Collections
A collection is a tree of saved requests. It’s the top-level container in the Composer sidebar — every saved request lives inside one. A collection holds folders, requests, environments, and a default auth/header config that descendants inherit.
Collections live on disk under ~/.probe/compose/ (one JSON file per collection). They’re plain text — committable to git, diffable, syncable through any file-sharing tool you trust.
The sidebar tree
Section titled “The sidebar tree”The leftmost column in Composer is the collection sidebar. The header has a + button to create a new collection; right-click the header for import options (cURL or Postman).
Inside a collection, the tree mixes folders and requests:
▼ My API ▼ auth ▶ POST /login ▶ POST /refresh ▼ users ▶ GET /users ▶ POST /users ▶ DELETE /users/:id ▶ GET /healthFolders nest up to four levels deep. Each folder shows its total request count (including nested subfolders) as a small badge.
Creating, renaming, deleting
Section titled “Creating, renaming, deleting”Right-click any collection, folder, or request to get its context menu:
| Action | Where it shows up | What it does |
|---|---|---|
| Rename | Collection / folder / request | Inline rename — type, hit Enter |
| Delete | Collection / folder / request | Asks for confirmation, then removes from disk |
| New Request | Collection / folder | Adds an empty request as a child |
| New Folder | Collection / folder (depth < 4) | Adds a sub-folder |
| Move Up / Down | Folder / request | Reorders the item among its siblings |
| Run | Collection / folder | Opens the runner dialog — see below |
To move an item between folders or collections, right-click and pick Move to…, then choose a target from the destination tree.
Inherited defaults
Section titled “Inherited defaults”A collection (and any folder) can hold defaults that descendants pick up automatically:
- Default headers — a list of header rows that get added to every request in the collection unless the request already sets that header.
- Default auth — an auth config (Bearer, Basic, API Key, OAuth 2.0) that requests inherit when their own auth is set to Inherit from parent.
- Pre-request script and Tests script — JS that runs before/after every request in the collection, in addition to the request’s own scripts.
You configure these from the collection’s Info view: click the collection name in the sidebar header, or right-click → Collection Info.
How auth resolution works
Section titled “How auth resolution works”When a request is sent, Probe resolves its auth like this:
- If the request has an explicit auth config (anything other than Inherit from parent), that config is applied as-is.
- Otherwise, Probe looks at the request’s collection. If the collection has a default auth, that’s applied.
- If neither the request nor the collection sets auth, the request goes out without an
Authorizationheader.
The same rule applies to headers: a header set on the request always wins over a default header on the collection. Defaults fill in the gaps; they never override.
Running a folder
Section titled “Running a folder”Right-click a folder or collection and pick Run to fire every request inside it as a sequence. The runner dialog lets you:
- Pick a target — the whole collection or a specific folder.

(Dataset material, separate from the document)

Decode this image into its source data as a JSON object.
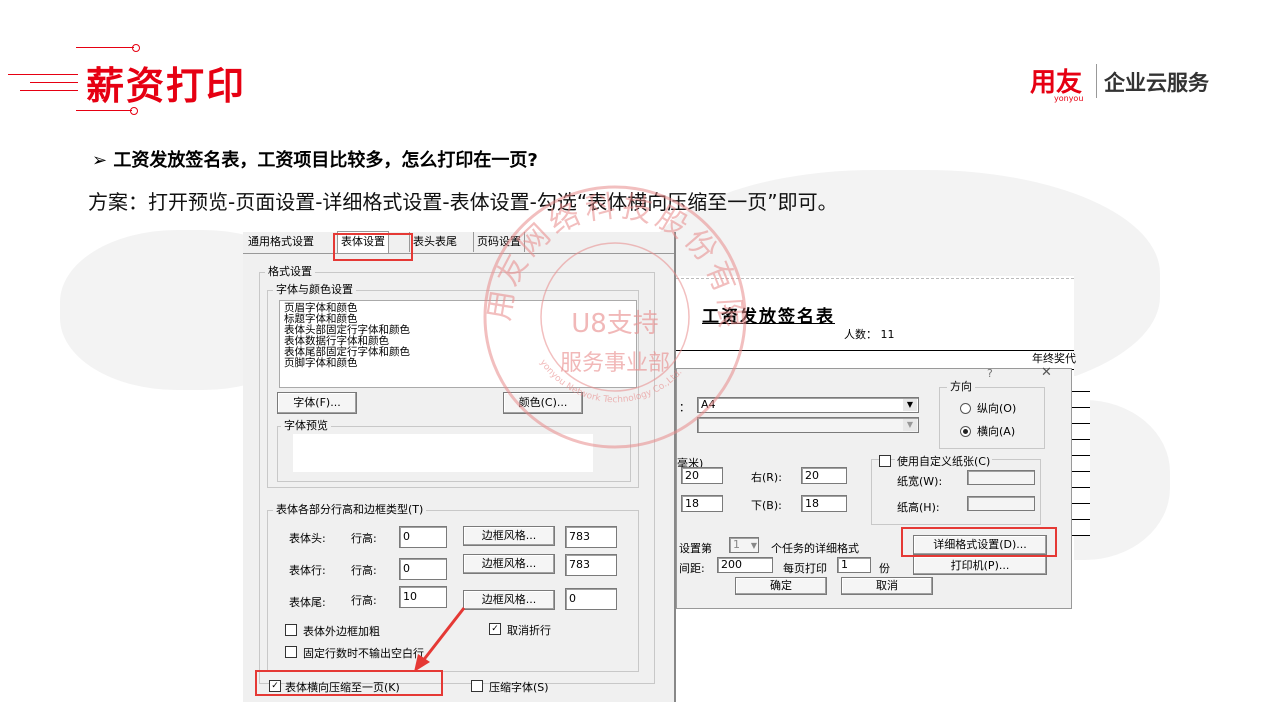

- Set a delay between requests (helpful for rate-limited APIs).
- Set the number of iterations — repeat the whole sequence N times.
- Choose an environment for the run (overrides the collection’s currently active one).
Hit Run and Probe steps through each request, showing live status:
✓ POST /login 200 142 ms✓ GET /users 200 38 ms✗ POST /users 400 104 ms ← test failed✓ DELETE /users/42 204 27 msThe runner respects the order in the tree (top-to-bottom, depth-first). Each request’s pre-request and tests scripts run as normal — including any pro.environment.set('token', ...) calls, so a login response can populate the token used by the next request in the run.
After the run finishes, the results pane shows pass/fail counts, total elapsed time, and per-request response status, time, and assertion outcomes. Click any row to open that request’s response in the editor, just like a single send.
Persistence and sharing
Section titled “Persistence and sharing”Each collection serializes to one file at ~/.probe/compose/<collection-id>.json. The format is human-readable JSON — environments, variables, scripts, and all. To share a collection with a teammate, hand them the file (or check it into your repo). To export it in a format other tools understand, use Export as Postman from the collection’s right-click menu — see Importing for the round-trip details.